IUBio

Java or C++

Andrew Dalke dalke at acm.org
Fri Apr 7 08:17:05 EST 2000


"Malay" wrote:
> Under such circumstances I'd appreciate your comments in this
> regard. Which language will be "the language" in Bioinformatics,
> Java or C++?


Yes.  No.

There is no and will be no "the language" for bioinformatics.
There are projects in C, C++, Java, Perl, Python, Tcl and no
doubt even Visual Basic.

Most of the existing code is in C.  It's been around a long time
and is quite portable.  It's old enough that there are no
"BioC" projects - there are 1000s of different projects written
in C.

I prefer a mixed C/C++ and Python solution; the former for the
speed (performance) and the latter for the speed (development).
Take a look at biopython.org for some of the Python work.  I
think Python's a great "real programming language."  There's
also JPython if you want to run Python in a Java environment

Others love Perl's ability to sling strings around.  Take a
look at bioperl.org for examples.  You already say you know
Perl - you *can* do good software engineering in Perl.  Outside
of C/C++, I would say most people in bioinformatics use Perl.

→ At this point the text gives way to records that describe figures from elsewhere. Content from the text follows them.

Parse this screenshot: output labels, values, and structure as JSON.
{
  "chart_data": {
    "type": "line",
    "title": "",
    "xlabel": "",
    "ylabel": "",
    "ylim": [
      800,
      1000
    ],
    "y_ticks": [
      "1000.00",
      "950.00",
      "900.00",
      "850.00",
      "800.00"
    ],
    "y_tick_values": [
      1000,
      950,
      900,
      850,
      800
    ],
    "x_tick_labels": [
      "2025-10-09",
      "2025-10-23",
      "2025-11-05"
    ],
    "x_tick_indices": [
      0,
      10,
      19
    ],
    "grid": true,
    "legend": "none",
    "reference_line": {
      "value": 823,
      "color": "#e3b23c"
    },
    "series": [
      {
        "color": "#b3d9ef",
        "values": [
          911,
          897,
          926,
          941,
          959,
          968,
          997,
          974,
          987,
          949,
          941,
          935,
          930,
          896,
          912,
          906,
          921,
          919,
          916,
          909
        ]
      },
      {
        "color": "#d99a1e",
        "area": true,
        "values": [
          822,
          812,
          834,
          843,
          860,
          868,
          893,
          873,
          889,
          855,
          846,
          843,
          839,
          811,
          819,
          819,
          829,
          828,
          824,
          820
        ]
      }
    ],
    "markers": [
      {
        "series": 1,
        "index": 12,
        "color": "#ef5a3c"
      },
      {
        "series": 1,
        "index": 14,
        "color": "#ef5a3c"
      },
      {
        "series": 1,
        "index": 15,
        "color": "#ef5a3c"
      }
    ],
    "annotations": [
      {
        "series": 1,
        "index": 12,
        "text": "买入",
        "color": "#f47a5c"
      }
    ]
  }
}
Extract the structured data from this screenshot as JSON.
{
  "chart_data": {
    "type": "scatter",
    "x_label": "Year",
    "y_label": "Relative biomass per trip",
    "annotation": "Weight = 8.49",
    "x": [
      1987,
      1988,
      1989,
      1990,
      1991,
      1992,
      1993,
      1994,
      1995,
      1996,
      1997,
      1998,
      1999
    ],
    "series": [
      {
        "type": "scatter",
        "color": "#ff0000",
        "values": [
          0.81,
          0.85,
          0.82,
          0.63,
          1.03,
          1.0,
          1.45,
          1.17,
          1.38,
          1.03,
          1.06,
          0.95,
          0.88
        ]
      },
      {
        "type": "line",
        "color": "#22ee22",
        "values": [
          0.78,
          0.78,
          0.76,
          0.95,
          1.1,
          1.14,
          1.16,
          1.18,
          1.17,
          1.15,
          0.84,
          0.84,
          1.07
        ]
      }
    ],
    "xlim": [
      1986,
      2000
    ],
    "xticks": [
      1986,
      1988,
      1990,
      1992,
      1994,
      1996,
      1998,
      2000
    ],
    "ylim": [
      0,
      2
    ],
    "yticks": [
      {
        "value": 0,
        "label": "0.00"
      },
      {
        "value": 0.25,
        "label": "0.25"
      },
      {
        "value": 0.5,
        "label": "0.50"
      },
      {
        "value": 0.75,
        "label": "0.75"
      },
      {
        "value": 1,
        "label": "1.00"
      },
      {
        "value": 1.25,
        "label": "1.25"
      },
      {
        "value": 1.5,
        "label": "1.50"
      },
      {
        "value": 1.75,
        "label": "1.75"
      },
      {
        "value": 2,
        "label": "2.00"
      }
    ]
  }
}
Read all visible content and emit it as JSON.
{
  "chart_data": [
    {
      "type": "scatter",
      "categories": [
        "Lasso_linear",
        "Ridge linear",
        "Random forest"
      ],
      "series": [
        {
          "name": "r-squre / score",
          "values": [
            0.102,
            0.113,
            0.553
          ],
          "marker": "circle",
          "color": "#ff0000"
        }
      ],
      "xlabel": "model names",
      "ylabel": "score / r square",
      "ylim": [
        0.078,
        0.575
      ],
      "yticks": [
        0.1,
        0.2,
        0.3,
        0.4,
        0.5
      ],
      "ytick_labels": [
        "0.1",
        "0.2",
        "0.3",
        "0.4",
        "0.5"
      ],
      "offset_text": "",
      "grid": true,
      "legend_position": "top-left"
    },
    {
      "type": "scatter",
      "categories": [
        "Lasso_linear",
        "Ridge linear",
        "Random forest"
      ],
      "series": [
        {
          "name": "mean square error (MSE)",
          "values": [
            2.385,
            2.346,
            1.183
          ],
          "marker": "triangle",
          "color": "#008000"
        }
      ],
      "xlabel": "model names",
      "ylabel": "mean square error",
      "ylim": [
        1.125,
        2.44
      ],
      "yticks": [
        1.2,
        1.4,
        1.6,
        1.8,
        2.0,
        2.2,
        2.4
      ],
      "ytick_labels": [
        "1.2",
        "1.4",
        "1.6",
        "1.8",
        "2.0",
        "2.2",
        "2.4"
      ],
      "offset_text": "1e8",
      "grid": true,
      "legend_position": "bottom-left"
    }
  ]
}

And there are people working on Java.  Best place I know for
code is ... yep, biojava.org .  I've not used Java nor even needed
to compile Java code, so I can't say much about how it's used.

Then there are projects to get the different languages working
together.  One of these is via CORBA (see the Life Science Research
work at www.omg.org for extreme details).  Another is using
XML as the exchange protocol (see bioxml.org).

If you are choosing between C++ and Java, I would suggest C++.
Not wanting to raise flames here, but it's a much more powerful
language compared to Java - so long as you don't treat it as
just a better C.  That is, learn how to use C++ strings, templates
and exceptions, not char *, void * and out-of-range return values.

If you want to look at any of the languages on my list, I would
suggest Python.  For GUI work, there's even wxPython; an interface
to wxWindows, which you mentioned in your post.